Missing from this post: string_of_int, int_of_string, +, +., etc. That alone is a massive turn-off for me, I'd rather write C at that point. Any modern language necessitates some kind of polymorphism and make user-defined types feel like first-class citizens.
That didn't bother me so much because i speak spanish and can read french. OCaml is of french origin. `string_of_int` is a bad english translation—should have been `string_from_int`.
I like F# where I can use the `int` or `string` functions:
let myString = "2024"
let myInt = int myString
let myStringAgain = string myInt
The Ocaml library added a Int module with a function to_string (so Int.to_string) and a generic printer ages ago. There is also a (+) operator for Float in the float module which you can open in any scope if you so wish.

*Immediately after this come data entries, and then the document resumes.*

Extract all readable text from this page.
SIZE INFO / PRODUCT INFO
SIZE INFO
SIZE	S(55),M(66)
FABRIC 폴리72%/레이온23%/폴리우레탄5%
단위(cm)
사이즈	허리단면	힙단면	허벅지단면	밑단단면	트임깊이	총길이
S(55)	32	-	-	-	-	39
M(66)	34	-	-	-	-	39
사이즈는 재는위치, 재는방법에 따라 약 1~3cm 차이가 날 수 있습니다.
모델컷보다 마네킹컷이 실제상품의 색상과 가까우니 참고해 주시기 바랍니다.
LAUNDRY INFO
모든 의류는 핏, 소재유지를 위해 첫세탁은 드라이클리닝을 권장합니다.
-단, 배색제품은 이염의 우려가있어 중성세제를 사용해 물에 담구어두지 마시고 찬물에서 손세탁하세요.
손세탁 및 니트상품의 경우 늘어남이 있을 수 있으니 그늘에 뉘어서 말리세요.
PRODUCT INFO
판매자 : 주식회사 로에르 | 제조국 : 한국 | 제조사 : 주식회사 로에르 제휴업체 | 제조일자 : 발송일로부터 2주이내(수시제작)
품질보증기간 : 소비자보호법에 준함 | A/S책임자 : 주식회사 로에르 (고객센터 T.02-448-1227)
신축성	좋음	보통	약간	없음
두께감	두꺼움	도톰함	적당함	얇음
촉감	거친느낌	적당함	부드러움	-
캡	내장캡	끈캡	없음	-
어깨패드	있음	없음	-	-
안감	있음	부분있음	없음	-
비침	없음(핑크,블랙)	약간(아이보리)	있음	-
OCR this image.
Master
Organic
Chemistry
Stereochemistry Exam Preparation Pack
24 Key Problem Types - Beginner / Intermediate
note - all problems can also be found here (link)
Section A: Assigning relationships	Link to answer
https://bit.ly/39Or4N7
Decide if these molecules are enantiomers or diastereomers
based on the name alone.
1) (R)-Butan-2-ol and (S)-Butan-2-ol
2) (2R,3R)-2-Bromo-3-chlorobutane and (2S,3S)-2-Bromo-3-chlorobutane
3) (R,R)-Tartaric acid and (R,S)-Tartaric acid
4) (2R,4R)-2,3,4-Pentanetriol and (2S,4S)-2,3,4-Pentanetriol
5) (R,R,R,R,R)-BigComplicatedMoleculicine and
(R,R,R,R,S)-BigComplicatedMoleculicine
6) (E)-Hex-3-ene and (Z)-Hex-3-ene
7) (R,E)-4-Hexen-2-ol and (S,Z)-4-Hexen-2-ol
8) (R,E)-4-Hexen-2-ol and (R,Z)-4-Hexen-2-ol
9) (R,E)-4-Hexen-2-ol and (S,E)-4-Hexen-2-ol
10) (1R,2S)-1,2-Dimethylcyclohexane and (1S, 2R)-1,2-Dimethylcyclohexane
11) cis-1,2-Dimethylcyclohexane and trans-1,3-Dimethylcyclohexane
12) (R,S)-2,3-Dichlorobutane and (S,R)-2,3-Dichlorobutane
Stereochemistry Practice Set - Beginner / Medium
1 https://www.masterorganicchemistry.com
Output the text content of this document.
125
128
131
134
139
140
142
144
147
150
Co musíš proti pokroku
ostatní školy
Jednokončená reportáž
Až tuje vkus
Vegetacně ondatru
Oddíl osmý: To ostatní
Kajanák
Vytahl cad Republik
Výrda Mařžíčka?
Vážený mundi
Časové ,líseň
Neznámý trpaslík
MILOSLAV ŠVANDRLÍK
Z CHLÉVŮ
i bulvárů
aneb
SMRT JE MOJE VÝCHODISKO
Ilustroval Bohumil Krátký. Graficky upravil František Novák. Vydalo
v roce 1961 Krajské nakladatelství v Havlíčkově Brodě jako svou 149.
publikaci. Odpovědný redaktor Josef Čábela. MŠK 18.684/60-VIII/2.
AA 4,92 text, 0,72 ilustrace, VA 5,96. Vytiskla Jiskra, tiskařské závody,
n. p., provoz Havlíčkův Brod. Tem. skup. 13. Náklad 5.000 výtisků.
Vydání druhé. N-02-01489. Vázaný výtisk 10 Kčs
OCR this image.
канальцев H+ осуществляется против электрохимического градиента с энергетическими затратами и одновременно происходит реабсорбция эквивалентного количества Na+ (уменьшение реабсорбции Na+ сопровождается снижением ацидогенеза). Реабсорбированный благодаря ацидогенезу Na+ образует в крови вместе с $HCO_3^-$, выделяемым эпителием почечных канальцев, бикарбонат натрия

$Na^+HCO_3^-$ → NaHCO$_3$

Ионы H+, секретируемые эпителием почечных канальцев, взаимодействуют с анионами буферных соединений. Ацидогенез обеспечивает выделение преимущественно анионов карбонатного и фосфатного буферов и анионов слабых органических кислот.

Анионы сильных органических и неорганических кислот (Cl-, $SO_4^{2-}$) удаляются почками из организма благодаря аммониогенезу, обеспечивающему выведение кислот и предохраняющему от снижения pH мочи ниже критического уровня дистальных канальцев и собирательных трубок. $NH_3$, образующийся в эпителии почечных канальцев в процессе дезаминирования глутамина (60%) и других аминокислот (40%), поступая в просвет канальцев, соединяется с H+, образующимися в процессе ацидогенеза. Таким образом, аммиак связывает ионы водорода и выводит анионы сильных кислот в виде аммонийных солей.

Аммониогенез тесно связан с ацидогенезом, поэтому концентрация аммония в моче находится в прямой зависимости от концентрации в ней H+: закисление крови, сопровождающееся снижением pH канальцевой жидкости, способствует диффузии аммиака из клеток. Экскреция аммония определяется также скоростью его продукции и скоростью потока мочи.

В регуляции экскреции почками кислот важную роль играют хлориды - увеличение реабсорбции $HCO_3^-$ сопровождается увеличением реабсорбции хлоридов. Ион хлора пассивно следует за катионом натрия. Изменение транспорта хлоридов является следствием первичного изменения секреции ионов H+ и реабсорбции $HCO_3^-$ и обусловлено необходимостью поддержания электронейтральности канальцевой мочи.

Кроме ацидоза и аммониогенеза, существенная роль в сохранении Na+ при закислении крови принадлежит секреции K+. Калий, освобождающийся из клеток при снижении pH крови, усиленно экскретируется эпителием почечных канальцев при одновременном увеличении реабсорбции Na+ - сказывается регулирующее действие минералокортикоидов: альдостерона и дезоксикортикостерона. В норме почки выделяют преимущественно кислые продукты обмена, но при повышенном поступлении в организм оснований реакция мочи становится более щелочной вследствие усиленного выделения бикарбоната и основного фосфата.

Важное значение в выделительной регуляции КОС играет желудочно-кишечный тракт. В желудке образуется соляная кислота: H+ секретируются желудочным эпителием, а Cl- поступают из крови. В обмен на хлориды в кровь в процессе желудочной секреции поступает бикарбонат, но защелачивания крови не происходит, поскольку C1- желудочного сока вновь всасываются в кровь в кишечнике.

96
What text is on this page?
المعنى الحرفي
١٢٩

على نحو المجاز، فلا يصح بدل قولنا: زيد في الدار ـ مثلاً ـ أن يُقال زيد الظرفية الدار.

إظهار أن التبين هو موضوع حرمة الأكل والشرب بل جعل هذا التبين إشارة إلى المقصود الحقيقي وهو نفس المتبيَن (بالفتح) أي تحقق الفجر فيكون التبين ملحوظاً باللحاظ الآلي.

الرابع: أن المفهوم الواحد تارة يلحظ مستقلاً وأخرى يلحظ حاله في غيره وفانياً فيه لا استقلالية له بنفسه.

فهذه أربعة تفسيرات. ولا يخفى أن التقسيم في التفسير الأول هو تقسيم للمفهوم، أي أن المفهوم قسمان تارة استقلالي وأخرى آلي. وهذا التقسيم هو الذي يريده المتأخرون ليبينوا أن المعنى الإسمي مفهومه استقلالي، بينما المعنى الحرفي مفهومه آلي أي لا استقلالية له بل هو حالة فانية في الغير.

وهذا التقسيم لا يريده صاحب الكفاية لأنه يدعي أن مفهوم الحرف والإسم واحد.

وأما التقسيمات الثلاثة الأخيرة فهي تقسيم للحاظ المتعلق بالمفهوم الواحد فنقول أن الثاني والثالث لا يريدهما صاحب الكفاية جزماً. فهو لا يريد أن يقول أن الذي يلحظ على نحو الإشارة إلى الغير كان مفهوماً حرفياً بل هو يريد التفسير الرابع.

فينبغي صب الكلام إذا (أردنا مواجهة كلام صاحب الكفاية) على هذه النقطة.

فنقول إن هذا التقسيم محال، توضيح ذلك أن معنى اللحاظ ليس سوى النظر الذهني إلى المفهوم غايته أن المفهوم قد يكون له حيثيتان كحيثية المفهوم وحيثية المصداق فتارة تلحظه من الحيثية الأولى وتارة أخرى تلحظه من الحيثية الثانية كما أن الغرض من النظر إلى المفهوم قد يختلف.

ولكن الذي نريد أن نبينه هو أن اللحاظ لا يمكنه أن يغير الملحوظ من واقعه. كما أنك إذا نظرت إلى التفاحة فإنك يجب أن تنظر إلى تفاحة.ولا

Ocaml obviously supports polymorphism and an extremely expressive type system. The fact that operators are not polymorphic is purely a choice (and a good one).
Interestingly enough, OCaml has a great polymorphism story in its OO system. Because it is structurally typed with nearly automatic inference, you can in fact write completely generic code like `x#y(z)`, which magically "just works" for any x that has a method y that accepts z - all inferred and statically type-checked.
> Because it is structurally typed with nearly automatic inference, you can in fact write completely generic code like `x#y(z)`, which magically "just works"
aka let's mix two jars of jam and shit via this funnel and see what happens.
Because those types are not object types, so they don't have methods associated with them at all. This is unlike, say, CLR languages in which all types are object types.
There's been research on modular implicits for OCaml to solve this more generally, but that's not landing upstream anytime soon.